What has hardly been known is how the Nazis were deluded. It was largely the work of a single man, Juan Pujol Garcia, a Spaniard who fed the Nazis a stream of misleading information from a spy network that existed entirely in his imagination.
Edmon Roch's "Garbo the Spy" is an engrossing documentary that is itself largely a work of the director's imagination. Garcia was code-named "Garbo" because one of his handlers considered him "the greatest actor in the world." Impersonating a man who controlled sources that never existed, he sold the Nazis so convincingly that when he decided one of his spies had to die, the Nazis paid his "widow" a pension.
Based partly on Nigel West's book Operation Garbo: The Personal Story of the Most Successful Spy of World War II, the doc tells the story of an elusive young man from Barcelona who wanted an effect on the war and volunteered his services not once but four times to the British. They eventually accepted him after he had already set up as a free-lancer, feeding his own Nazis contacts information from his fictional network.

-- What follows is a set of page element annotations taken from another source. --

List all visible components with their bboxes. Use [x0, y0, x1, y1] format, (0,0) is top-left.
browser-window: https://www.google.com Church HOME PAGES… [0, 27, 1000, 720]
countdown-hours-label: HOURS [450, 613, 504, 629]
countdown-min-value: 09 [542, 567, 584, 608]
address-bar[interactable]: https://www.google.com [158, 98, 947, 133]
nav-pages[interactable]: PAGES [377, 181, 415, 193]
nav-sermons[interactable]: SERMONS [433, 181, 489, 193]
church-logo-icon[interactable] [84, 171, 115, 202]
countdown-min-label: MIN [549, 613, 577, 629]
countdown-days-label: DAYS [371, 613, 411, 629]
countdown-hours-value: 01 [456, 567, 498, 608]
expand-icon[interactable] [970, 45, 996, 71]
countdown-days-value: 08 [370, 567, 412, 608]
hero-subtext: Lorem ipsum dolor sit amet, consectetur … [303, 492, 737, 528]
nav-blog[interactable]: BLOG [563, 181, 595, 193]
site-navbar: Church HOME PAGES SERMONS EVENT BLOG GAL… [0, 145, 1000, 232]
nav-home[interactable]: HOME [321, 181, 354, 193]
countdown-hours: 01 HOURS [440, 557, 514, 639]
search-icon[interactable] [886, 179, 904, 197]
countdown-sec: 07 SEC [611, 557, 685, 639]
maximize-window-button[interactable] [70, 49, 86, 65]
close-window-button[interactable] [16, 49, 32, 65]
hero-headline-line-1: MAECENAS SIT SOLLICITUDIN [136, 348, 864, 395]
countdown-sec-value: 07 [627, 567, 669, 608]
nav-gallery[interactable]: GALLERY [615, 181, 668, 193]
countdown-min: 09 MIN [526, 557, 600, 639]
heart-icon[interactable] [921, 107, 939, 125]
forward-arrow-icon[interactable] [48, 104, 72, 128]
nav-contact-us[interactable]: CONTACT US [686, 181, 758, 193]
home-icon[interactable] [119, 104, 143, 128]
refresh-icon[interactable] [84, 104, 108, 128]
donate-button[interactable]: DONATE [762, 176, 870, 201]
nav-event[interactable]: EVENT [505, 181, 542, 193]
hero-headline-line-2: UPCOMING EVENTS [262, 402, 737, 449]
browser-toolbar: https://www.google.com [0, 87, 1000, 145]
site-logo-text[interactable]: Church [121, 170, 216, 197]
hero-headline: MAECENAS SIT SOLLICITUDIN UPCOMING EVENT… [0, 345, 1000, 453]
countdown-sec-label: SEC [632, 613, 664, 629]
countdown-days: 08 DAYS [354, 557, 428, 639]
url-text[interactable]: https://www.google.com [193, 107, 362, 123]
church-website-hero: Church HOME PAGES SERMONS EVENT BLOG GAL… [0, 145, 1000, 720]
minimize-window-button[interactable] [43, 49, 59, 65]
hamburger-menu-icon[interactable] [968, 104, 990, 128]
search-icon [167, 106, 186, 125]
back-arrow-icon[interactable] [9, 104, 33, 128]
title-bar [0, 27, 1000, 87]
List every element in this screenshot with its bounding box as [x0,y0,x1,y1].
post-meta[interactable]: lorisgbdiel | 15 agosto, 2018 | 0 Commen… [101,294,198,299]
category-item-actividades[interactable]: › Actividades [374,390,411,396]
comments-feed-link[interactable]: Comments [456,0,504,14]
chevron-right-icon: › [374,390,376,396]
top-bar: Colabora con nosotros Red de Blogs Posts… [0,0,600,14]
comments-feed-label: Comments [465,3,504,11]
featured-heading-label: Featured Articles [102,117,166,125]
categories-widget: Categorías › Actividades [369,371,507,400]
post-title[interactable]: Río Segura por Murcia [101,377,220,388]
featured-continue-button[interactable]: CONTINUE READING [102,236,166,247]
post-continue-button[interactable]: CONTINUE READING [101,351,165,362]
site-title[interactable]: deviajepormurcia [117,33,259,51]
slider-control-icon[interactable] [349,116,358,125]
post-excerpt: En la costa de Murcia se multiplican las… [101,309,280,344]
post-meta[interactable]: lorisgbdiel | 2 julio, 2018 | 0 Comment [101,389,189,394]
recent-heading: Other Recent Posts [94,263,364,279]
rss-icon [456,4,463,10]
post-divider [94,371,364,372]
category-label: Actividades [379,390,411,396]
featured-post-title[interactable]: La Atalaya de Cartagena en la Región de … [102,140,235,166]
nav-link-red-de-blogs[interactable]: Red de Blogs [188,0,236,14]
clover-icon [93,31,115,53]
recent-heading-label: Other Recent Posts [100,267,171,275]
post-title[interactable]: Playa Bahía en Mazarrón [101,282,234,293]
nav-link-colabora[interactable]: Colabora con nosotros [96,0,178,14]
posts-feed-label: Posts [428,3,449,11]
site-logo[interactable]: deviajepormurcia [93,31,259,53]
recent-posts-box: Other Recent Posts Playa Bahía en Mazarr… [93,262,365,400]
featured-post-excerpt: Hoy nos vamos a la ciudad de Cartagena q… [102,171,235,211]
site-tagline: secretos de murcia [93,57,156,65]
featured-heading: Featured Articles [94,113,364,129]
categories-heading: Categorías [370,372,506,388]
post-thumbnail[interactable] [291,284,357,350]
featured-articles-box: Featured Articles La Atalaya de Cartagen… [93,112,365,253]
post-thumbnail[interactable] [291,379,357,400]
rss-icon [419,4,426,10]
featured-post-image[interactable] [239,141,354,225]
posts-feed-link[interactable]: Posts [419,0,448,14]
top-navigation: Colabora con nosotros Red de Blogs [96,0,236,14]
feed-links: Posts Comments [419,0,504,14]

Moving to Lisbon, a hotbed of intrigue in Nazi-occupied Europe, he made up most of the information passed on by his "network," and enough of it was true that the Nazis believed him. Over one period of nine months, he even convinced them he was in London. His masterwork was to inform them that the Allies would fake a landing at Normandy to lure the German army there, and then unleash Patton's surprise attack at Calais. They believed him. The fiction worked so well that the Nazis never were up to strength at Normandy, and the fabled Panzer division, while en route there, was diverted to Calais instead.